3 avril 2018
Demain!
Par: Louise Grégoire-Racicot

Forte d'une expérience de plus de 40 ans dans les médias, dont 37 au journal Les 2 Rives, Louise Grégoire-Racicot écrit un éditorial hebdomadaire à propos de sujets régionaux.

Bonne idée que celle d’inciter des jeunes à découvrir ce que l’industrie de la métallurgie a à leur offrir en ces temps où la main-d’œuvre fait cruellement défaut.

Mais c’est plus au design qu’on les a conviés et non au travail qui les attend actuellement dans les usines de la région.

Je comprends qu’il faille les éveiller tôt au monde du travail. Leur faire comprendre la réalité des marchés auquel il fait face, les attitudes qu’il commande.

Mais il ne faut pas non plus leur donner une fausse image du travail qui les attend vraiment. Pas qu’il ne présente pas des défis intéressants, des conditions d’embauche alléchantes, des perspectives prometteuses. Mais il faut le reconnaître, le travail dans cette industrie, comme dans toutes les autres, ne se déroule pas toujours dans un environnement qui convient à tous.

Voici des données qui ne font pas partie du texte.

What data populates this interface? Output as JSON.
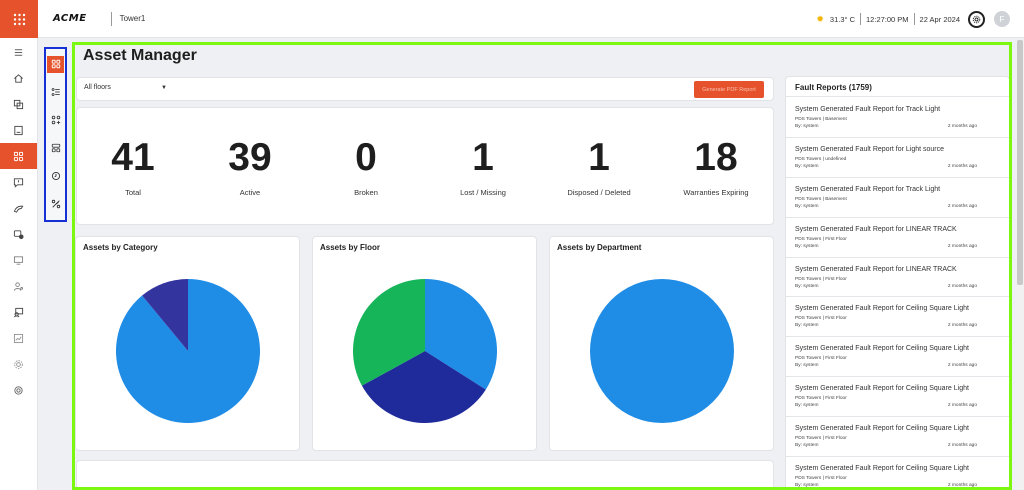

À moins, bien entendu que l’on planifie enfin ajouter ici de la valeur, en transformant les matières qui sortent des usines régionales en produits spécifiques. Une seconde transformation dont on rêve depuis longtemps, mais dont on n’a pas encore vu la couleur, si douce soit-elle.

Oui, cette approche faite auprès des jeunes de secondaire 3 est intéressante d’autant qu’elle réunit les efforts de la Commission scolaire, de la Ville et des entreprises elles-mêmes. Il est indéniable que l’industrie y fait aussi un placement à long terme. L’approche a des effets positifs. Une analyse menée au Saguenay le souligne: le projet suscite des impacts directs sur le choix de carrière. Il contribue au développement de l’identité, a un effet positif sur la motivation des élèves et contribue à l’amélioration de la persévérance scolaire.

Il faut toutefois s’assurer d’être en mesure de livrer ce qu’on leur promet!

Reste qu’il sera sûrement très intéressant de voir, à la fin de la démarche, dans 14 semaines, combien et quelles pédales de vélo les jeunes auront imaginées, comme leur propose ce projet!

Tourner la page du 375e

Le comité organisateur des Fêtes du 375e de Sorel-Tracy a tourné la page. Son rapport est succinct et il en est fier: les fêtes ont attiré des gens et se sont déroulées avec un surplus de 7500$.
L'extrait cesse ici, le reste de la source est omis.